EVERYONE BLOW YOUR TRUMPETS A LITTLE
Even though I had mentioned to everyone that my birthday was mostly going to be celebrated on Saturday whilst at Spam-a-lot*, one always expects the actual birthday, birthDATE, to be something interesting. Or, at least, you’d like it to be. You feel compelled to tell people as the date approaches. Anything people might do to you on the actual day, good or bad, you want to somehow figure your earthly anniversary into the equation. I didn’t mean to be underwhelmed by something as simple yet special as my own birthday, but lots of stuff kind of made that happen. A flop cake, Dani’s mom back in the hospital, some stressful school stuff, and a rather lame workplace recognition, comparatively. (Last year I worked for a BIRTHDAY FREAK, and we had only 4 people in the department so we were very fond of each other and close. Now I work for someone who can’t be bothered, and we have a combined department with more people, some of whom I don’t actually know, so it can’t be helped.) I’ve had worse certainly (the 20th wasn’t so good, what with a funeral the very next day) but this one was so very — bland.
Before I had a chance to go from neutral to disappointed, though, Anthony arrived to be a good birthday friend. He gave me a picture of a birthday creature on notebook paper he’d drawn at work, a filet mignon at a fancier-than-normal steakhouse, and the 3rd season of Futurama, which we began watching with a few glasses of Pinot Noir. Much better. Well played, sir.
*Overall? Quite good, worth a see. I wasn’t as geeked about it as some of the other people we went with, but I think that’s because I maintain a lot of the funniness of the original movie comes from the simplicity and honesty of those original performances, so the reworkings of those weren’t as good. However, the new additions like gay number? Fantastic.
Dream: oats, rolled and not, in a plastic baggie. Only, the lady was telling Nathan and I that people leave cocaine and ovaltine in plastic bags until they form oats. I was completely skeptical but Nathan took the bag and examined it as though he was buying it.
(So…I’m getting more cynical? sigh.)
WARNING: DESIGN SNOBBISHNESS AND IRRATIONAL AMOUNTS OF TIME SPENT REFLECTING ON IT AHEAD
They’re into this whole white thing over here which I just cannot stand. I am too much of a gypsy, too much of a sensible person to abide white.
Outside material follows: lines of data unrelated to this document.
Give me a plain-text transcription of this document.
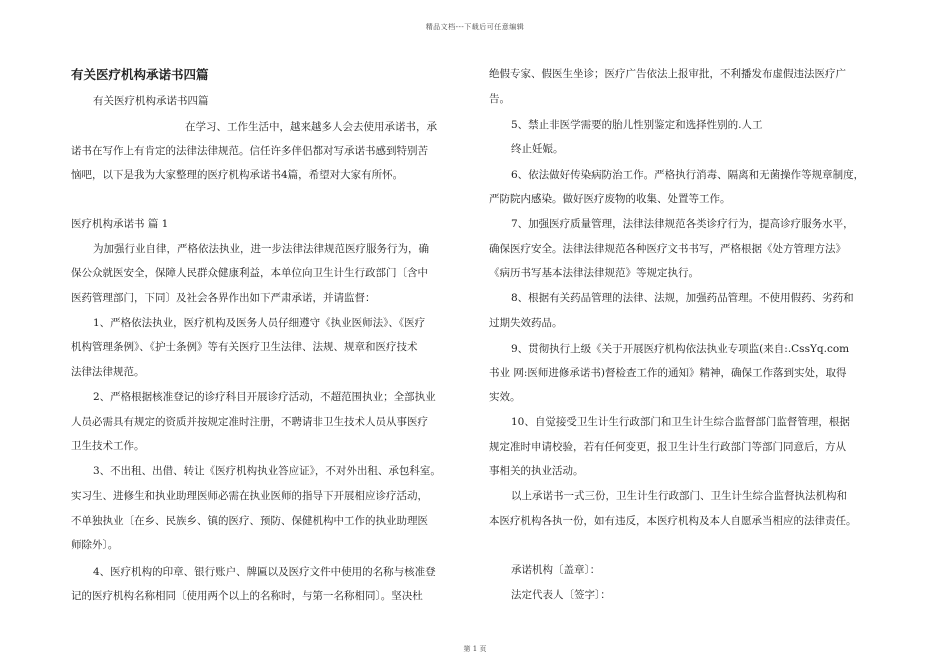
精品文档---下载后可任意编辑
有关医疗机构承诺书四篇
有关医疗机构承诺书四篇
在学习、工作生活中，越来越多人会去使用承诺书，承
诺书在写作上有肯定的法律法律规范。信任许多伴侣都对写承诺书感到特别苦
恼吧，以下是我为大家整理的医疗机构承诺书4篇，希望对大家有所怀。
医疗机构承诺书 篇 1
为加强行业自律，严格依法执业，进一步法律法律规范医疗服务行为，确
保公众就医安全，保障人民群众健康利益，本单位向卫生计生行政部门〔含中
医药管理部门，下同〕及社会各界作出如下严肃承诺，并请监督：
1、严格依法执业，医疗机构及医务人员仔细遵守《执业医师法》、《医疗
机构管理条例》、《护士条例》等有关医疗卫生法律、法规、规章和医疗技术
法律法律规范。
2、严格根据核准登记的诊疗科目开展诊疗活动，不超范围执业；全部执业
人员必需具有规定的资质并按规定准时注册，不聘请非卫生技术人员从事医疗
卫生技术工作。
3、不出租、出借、转让《医疗机构执业答应证》，不对外出租、承包科室。
实习生、进修生和执业助理医师必需在执业医师的指导下开展相应诊疗活动，
不单独执业〔在乡、民族乡、镇的医疗、预防、保健机构中工作的执业助理医
师除外〕。
4、医疗机构的印章、银行账户、牌匾以及医疗文件中使用的名称与核准登
记的医疗机构名称相同〔使用两个以上的名称时，与第一名称相同〕。坚决杜
绝假专家、假医生坐诊；医疗广告依法上报审批，不利播发布虚假违法医疗广
告。
5、禁止非医学需要的胎儿性别鉴定和选择性别的.人工
终止妊娠。
6、依法做好传染病防治工作。严格执行消毒、隔离和无菌操作等规章制度，
严防院内感染。做好医疗废物的收集、处置等工作。
7、加强医疗质量管理，法律法律规范各类诊疗行为，提高诊疗服务水平，
确保医疗安全。法律法律规范各种医疗文书书写，严格根据《处方管理方法》
《病历书写基本法律法律规范》等规定执行。
8、根据有关药品管理的法律、法规，加强药品管理。不使用假药、劣药和
过期失效药品。
9、贯彻执行上级《关于开展医疗机构依法执业专项监(来自:.CssYq.com
书业 网:医师进修承诺书)督检查工作的通知》精神，确保工作落到实处，取得
实效。
10、自觉接受卫生计生行政部门和卫生计生综合监督部门监督管理，根据
规定准时申请校验，若有任何变更，报卫生计生行政部门等部门同意后，方从
事相关的执业活动。
以上承诺书一式三份，卫生计生行政部门、卫生计生综合监督执法机构和
本医疗机构各执一份，如有违反，本医疗机构及本人自愿承当相应的法律责任。
承诺机构〔盖章〕：
法定代表人〔签字〕：
第 1 页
And that’s not to say I dislike white. Remember, I used to dress in it. And I was good and fanatic about it.
But there’s something about whiteness in a living space that invokes such opulence, such tedious high-maintenance boorishness. “Southern Living” is the example there, and that pretty much says it all. (oh burn!) But really. If you buy Southern Living and have the money and or the leisure time to do this sort of thing, ho hum living room three ways, follow the interior design trends what does that say about you? These decorative pieces with no story. These houses that no one actually lives in, these canned houses that you strive to replicate in your own house. Houses that look as though they are show homes at a real estate firm, houses that you cannot walk inside for fear of soiling it with your human foot or presence.* Bold colored walls and white furniture.
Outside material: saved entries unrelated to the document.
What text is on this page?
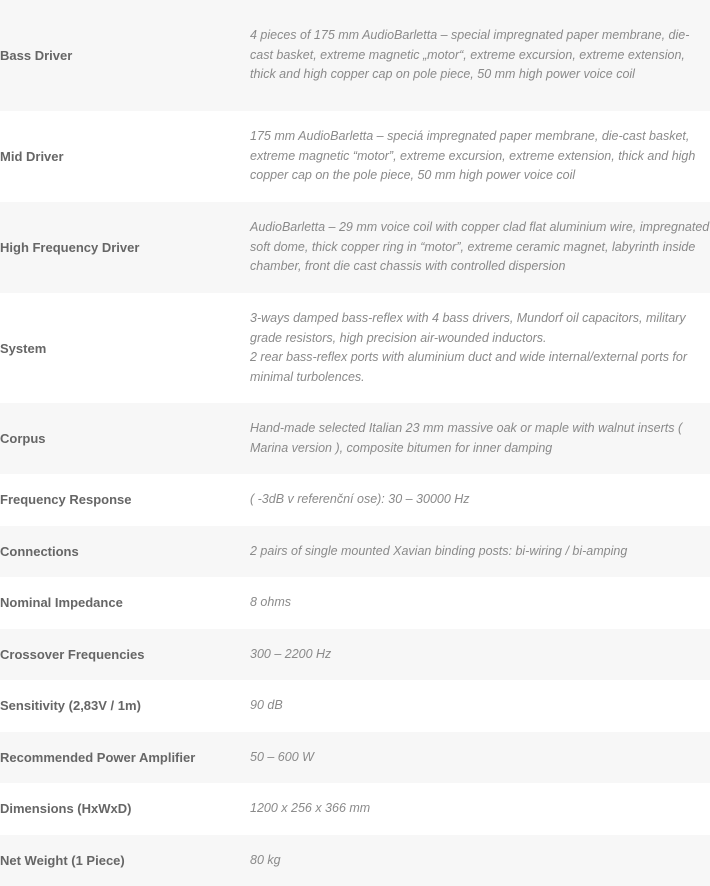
Bass Driver	4 pieces of 175 mm AudioBarletta – special impregnated paper membrane, die-cast basket, extreme magnetic „motor“, extreme excursion, extreme extension, thick and high copper cap on pole piece, 50 mm high power voice coil

Mid Driver	175 mm AudioBarletta – speciá impregnated paper membrane, die-cast basket, extreme magnetic “motor”, extreme excursion, extreme extension, thick and high copper cap on the pole piece, 50 mm high power voice coil

High Frequency Driver	AudioBarletta – 29 mm voice coil with copper clad flat aluminium wire, impregnated soft dome, thick copper ring in “motor”, extreme ceramic magnet, labyrinth inside chamber, front die cast chassis with controlled dispersion

System	3-ways damped bass-reflex with 4 bass drivers, Mundorf oil capacitors, military grade resistors, high precision air-wounded inductors.
2 rear bass-reflex ports with aluminium duct and wide internal/external ports for minimal turbolences.

Corpus	Hand-made selected Italian 23 mm massive oak or maple with walnut inserts ( Marina version ), composite bitumen for inner damping

Frequency Response	( -3dB v referenční ose): 30 – 30000 Hz

Connections	2 pairs of single mounted Xavian binding posts: bi-wiring / bi-amping

Nominal Impedance	8 ohms

Crossover Frequencies	300 – 2200 Hz

Sensitivity (2,83V / 1m)	90 dB

Recommended Power Amplifier	50 – 600 W

Dimensions (HxWxD)	1200 x 256 x 366 mm

Net Weight (1 Piece)	80 kg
I have white walls because I hang art on them and because I rent and cannot paint them. I have off white stuff here and there obviously — refrigerator and so forth, but anything that is prominently featured as white or off white either gets covered in a sturdy dark material or get stained with coffee or wine.
*Terin’s mom had a house like this. I know I’ve written about it before, but I can’t remember if it was here or here. Nothing against your mom, matey. Your house just wasn’t all that warm and inviting so much as chilly and strategic.
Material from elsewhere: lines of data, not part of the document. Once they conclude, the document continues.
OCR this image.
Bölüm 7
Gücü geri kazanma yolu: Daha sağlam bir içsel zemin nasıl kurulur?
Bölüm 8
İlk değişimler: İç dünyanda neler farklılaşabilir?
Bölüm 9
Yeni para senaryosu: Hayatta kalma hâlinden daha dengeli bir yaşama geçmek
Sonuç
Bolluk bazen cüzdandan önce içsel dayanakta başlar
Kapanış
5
This is really cool to me. I like the idea of blogging as a kind of public letter forum thing, and I sort of want to orchestrate one of my friends, though I’m not sure how well it’d go over with everyone, or even who would be into it. It would of course not be here, which would be the THIRD blog I’d be maintaining, but if most of the entries were small I think I could handle it. I’d want it to be people who are far away who I have no way of seeing otherwise, so that it wouldn’t be an EXCUSE, not a SUBSTITUTION for hanging out with the local people, but instead as a kind of BRIDGE to kind of bring distant people closer. I know there are people I know who have a scant blog interest, but nothing that ever really lasts unless I haven’t been a good enough Google stalker blog sleuth. If Anthony ends up leaving my immediate sphere for school and I am not meant to follow, I’d like to do one of those. But then I’m not sure he “gets” blogging. I’m not sure if he’d be as into it as I am. Really I’m not sure why I’m as into it as I am. I just like to do it, and I’ve done it more or less consistently since 2002.